Versos cretinos, crônicas escrotas e contos requentados. O resto é pura prosa.

quinta-feira, 15 de setembro de 2016

O Arrudas desemboca no Mar Báltico - segunda parte

Os Quinze

O espaço-tempo é relativo. De 12 anos até os 15 e dos 15 até os 17, decorrem décadas.  Equivalem à distância entre os 30 e os 40 ou entre os 40 e os 50. Por uma questão de proporção, é preciso escolher alguns anos mais emblemáticos, mesmo com o risco de deixar de fora eventos muito significativos.
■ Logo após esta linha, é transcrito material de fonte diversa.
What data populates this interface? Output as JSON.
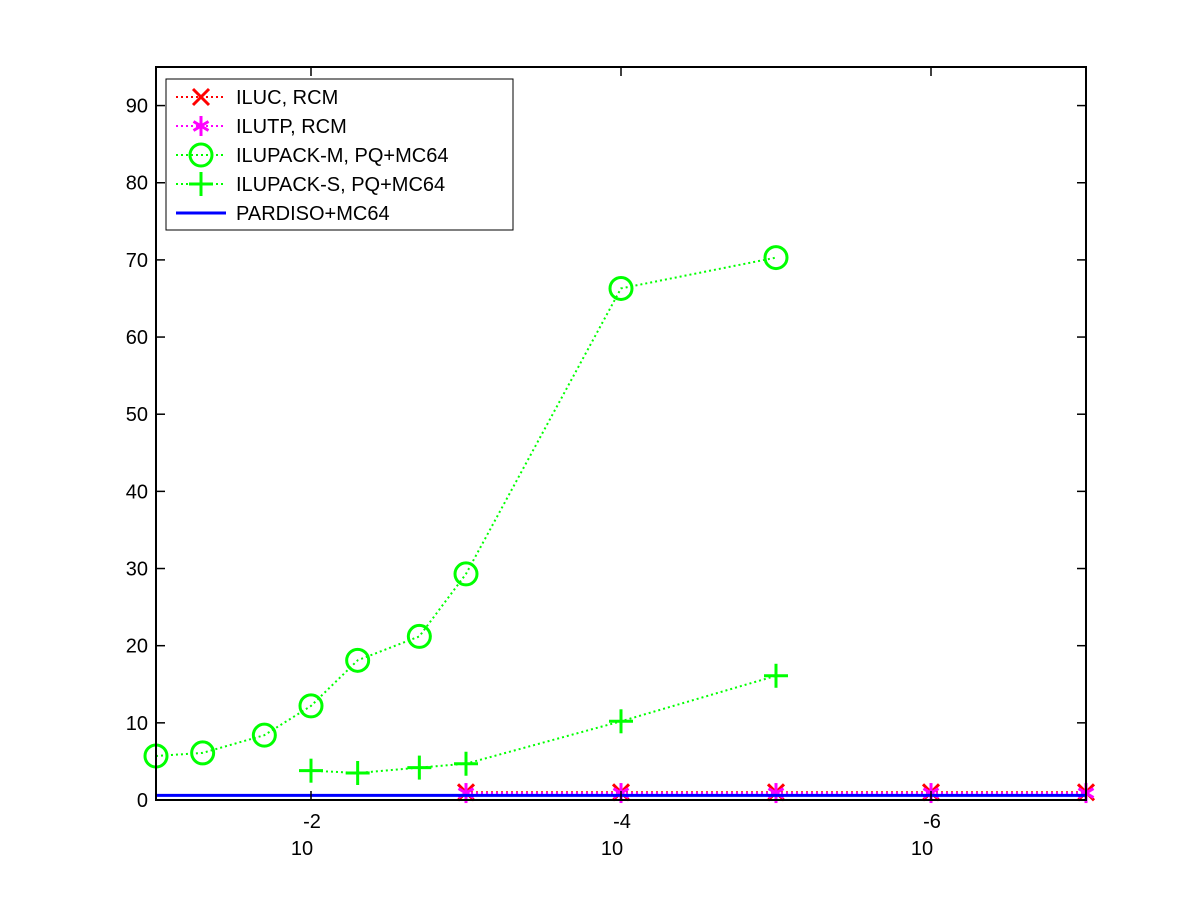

Como eu vou e volto nesse contínuum, ora visitando o passado com minha consciência presente; ora recuperando meus olhos de criança ou de adolescente; o que ficou para trás será retomado em algum momento, se valer a pena.
Os 15 são definitivamente um divisor de águas. Nesse ano, nasceu uma barba cerrada, que me permitia assistir os filmes de 18 anos. Deixei para trás aqueles vergonhosos 1,60 m. Emagreci. Entrei para o primeiro científico. Turma mista.
Deixei de ser um bicho do mato que sofria com as brincadeiras dos colegas mais velhos. A turma saia junta para beber, para as festas e excursões. Em vez de colecionar maços de cigarros, tornei-me um consumidor. As preferidas eram as cigarrilhas Vedete. Baratas e fáceis de serem escondidas. A primeira namorada só veio aos 17, mas as primeiras experiências sexuais, com a vizinha da minha avó, começaram nessa época. 
O que eu pensava das coisas em geral, da existência, do meu lugar no Universo? Lembro uma conversa embaraçosa com o Xexéu. O apelido era devido ao cabelo meio alourado e desgrenhado, parecido com a plumagem do passarinho. A turma era um zoológico. O Cobra era Cobra por força do sobrenome. O Bezerro, por ser a cria preferida da Vaca Holandesa, nossa professora de matemática. Que devia o apelido aos seus grandes olhos azuis e desesperados. E a uma certa pachorra bovina, com que reagia às brincadeiras pesadas da turma. O Bezerro tinha o cabelo curto e empastado – consequência das lambidas da Vaca. O Barrão era mais velho e ostentava uma pança digna de um porco novo inteiro. Acho que o zoológico terminava com esses espécimes. Havia o Buick, não sei por que cargas d’água. O Maranhão, por conta de seu estado natal. E eu, Garrafa, por conta dos óculos fundo de garrafa, graças a uma miopia que só me permitia contar os dedos da mão do oculista até um metro de distância.
Certo dia, eu havia passado na Biblioteca e descido a Bahia para o centro, com o Xexéu, que ia pegar o ônibus para Santa Tereza. Bem na Afonso Pena, onde íamos nos separar, ele me pergunta, sem maiores introduções: o que você acha do homem?
O Xexéu, Ferrugem ou Beatnik, tinha a cara dos anos sessenta: barbicha rala e óculos de intelectual. Era enturmado com a esquerda católica. Que, a essas alturas, estava deixando Maritain para trás e mergulhando em um humanismo mais engajado. Eu lia de tudo e não sintetizava nada daquela mistureba de Dostoievsky com Bertrand Russel. Em política, era contra os militares e os americanos e apoiava o socialismo, o que não queria dizer muita coisa. A maioria no Estadual pensava assim.
Eu queria ser livre, antes de mais nada. E mergulhar de cabeça nas novas experiências. Queria ser campeão mundial de xadrez. Queria dar uma carga de baioneta e morrer como um herói. Queria beber como um herói. Queria me envolver com uma daquelas heroínas de Dostoievsky, bem trágica.

- O que eu acho do homem? Eu gosto é de mulher. O resto da cena, piedosamente, se perdeu. Não sei como terminou aquela conversa constrangedora.